Mishra apologized for his unruly behavior and said he could barely remember what he did since he had consumed excessive liquor aboard the flight. Another passenger on the flight, Sugata Bhattacharjee, confirmed that he saw Mishra downing several glasses of alcohol on the flight and that he became incoherent afterward, asking him about his family severally.
A New York court sentenced Mishra to 14 days in jail pending the outcome of police investigations, and he faces up to three years in prison if found guilty of actually urinating on the woman during the flight. Air India also imposed a 30-day flight ban on the unruly passenger, with assurances that the matter has been reported to the Directorate General of Civil Aviation (DGCA), India’s air safety watchdog, for action.

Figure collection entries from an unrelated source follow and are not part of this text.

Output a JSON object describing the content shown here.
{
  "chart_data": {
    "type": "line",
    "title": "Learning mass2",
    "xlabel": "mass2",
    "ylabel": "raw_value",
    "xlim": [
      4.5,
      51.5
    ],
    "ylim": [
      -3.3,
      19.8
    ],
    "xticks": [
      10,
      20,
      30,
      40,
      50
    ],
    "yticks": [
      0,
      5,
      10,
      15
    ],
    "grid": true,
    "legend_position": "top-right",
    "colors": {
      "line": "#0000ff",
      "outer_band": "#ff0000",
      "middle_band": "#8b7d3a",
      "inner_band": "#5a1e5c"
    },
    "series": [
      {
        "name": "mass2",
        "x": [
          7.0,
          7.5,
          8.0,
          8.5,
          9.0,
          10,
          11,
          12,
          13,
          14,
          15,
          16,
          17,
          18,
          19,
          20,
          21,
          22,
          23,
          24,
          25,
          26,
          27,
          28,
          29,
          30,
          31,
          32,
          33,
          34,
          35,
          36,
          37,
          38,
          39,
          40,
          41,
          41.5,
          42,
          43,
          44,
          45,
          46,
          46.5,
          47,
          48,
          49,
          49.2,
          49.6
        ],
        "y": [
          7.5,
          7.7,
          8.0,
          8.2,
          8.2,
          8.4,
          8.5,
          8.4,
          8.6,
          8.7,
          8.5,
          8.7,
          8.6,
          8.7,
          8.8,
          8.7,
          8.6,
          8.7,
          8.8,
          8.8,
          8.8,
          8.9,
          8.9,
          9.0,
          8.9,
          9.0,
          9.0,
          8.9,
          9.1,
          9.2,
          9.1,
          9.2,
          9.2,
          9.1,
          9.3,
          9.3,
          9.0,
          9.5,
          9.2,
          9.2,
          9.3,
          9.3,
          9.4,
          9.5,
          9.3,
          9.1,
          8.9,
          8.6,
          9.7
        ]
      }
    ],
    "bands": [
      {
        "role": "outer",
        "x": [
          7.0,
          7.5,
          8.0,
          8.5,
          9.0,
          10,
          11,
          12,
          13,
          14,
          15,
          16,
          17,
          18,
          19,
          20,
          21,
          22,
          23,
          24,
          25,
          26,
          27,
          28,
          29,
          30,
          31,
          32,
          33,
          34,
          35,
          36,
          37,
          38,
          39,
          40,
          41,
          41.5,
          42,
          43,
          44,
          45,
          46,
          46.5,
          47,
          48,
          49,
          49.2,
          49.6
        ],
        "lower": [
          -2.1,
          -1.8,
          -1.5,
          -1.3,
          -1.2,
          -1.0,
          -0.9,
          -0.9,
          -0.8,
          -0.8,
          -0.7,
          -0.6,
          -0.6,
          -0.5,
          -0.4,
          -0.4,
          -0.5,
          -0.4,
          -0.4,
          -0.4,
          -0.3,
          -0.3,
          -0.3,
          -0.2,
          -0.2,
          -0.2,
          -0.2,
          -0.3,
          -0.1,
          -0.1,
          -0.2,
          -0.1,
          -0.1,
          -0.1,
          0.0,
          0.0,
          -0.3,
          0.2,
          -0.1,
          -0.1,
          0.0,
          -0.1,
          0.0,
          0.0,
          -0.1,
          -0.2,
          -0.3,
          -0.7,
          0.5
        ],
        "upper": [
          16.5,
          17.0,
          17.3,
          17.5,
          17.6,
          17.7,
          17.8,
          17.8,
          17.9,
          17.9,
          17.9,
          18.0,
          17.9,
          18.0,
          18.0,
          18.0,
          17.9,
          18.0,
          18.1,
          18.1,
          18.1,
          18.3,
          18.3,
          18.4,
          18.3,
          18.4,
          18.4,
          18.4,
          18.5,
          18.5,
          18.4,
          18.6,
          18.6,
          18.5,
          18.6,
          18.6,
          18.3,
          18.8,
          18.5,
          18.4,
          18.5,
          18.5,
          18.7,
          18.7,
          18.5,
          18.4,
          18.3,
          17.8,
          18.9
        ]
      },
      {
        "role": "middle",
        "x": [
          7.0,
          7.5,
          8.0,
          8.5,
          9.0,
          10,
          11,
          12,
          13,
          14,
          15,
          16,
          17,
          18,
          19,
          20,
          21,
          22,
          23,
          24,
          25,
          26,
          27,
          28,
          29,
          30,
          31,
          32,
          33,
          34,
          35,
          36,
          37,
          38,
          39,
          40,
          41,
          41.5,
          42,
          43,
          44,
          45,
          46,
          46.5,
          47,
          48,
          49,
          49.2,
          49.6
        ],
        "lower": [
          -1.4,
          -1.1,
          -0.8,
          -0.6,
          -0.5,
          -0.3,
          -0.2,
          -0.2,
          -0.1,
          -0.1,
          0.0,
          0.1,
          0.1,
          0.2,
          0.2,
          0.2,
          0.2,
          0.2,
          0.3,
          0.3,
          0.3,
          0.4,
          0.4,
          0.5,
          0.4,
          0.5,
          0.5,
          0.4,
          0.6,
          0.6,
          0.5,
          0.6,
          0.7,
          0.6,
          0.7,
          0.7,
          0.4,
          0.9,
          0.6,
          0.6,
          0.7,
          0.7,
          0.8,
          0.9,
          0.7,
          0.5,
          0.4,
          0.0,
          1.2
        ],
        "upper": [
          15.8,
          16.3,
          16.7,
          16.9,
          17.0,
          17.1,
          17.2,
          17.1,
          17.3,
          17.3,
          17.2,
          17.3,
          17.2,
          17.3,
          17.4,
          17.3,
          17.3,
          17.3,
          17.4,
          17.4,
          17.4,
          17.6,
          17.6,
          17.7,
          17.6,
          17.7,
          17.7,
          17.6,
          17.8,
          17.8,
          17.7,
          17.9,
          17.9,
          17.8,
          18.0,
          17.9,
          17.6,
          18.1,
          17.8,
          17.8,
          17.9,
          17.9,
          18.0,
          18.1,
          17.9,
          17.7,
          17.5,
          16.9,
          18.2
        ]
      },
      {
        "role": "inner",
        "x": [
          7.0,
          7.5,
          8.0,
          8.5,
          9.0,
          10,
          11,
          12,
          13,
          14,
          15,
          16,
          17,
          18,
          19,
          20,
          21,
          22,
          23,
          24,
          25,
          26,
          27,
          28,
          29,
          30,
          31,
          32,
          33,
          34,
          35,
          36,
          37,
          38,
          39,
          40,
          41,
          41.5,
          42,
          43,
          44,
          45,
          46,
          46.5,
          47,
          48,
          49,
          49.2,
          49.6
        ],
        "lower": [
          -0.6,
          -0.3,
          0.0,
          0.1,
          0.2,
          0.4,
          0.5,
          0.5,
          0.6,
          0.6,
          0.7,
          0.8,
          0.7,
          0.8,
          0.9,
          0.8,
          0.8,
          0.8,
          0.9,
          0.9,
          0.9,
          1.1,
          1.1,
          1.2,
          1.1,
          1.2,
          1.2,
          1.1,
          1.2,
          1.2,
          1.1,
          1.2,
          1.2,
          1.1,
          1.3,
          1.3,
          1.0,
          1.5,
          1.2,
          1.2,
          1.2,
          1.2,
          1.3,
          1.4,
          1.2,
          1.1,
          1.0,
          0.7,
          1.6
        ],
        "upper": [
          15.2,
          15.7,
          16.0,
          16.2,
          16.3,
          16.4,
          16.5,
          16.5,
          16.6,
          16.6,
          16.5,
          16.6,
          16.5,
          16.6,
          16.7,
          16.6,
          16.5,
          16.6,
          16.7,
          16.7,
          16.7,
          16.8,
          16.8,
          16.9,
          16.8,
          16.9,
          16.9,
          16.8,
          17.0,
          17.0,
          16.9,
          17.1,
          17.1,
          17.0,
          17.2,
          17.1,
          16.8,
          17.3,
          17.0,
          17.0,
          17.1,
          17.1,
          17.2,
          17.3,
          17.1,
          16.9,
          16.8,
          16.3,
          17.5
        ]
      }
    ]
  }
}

While there is public furor that the airline banned the erstwhile Wells Fargo staff for only 30 days, activists are also blaming Air India for failing to report the matter immediately to the authorities during the flight and after it landed in New Delhi. The airline said the incident was reported late because it thought the grievance had been resolved between Mishra and the woman before the plane landed.
Air India, which is owned and operated by Tata Sons, said the plane pilot and four crews have been removed from work on account of the incident. CEO and managing director Campbell Wilson confessed that the airline did not handle the matter professionally enough. “Air India acknowledges that it could have handled these matters better, both in the air and on the ground, and is committed to taking action,” he said.
Chairman of Tata Sons and Air India, N. Chandrasekaran, also agreed that the company did not handle the matter well enough.
“The incident on Air India flight AI102 on November 26th, 2022, has been a matter of personal anguish to me and my colleagues at Air India,” Chandrasekaran said. “Air India’s response should have been much swifter. We fell short of addressing this situation the way it should have been,” Chandrasekaran said in a statement. The Tata Group and Air India stand by the safety and well-being of our passengers and crew with full conviction. We will review and repair every process to prevent or address any incidents of such unruly nature.”
Wilson said the airline will review its policy of serving alcohol on flights and its protocols for reporting mid-flight incidents forthwith. “Internal investigations into whether there were lapses by other staff are ongoing on aspects, including the service of alcohol on the flight, incident handling, complaint registration on board, and grievance handling,” he stated.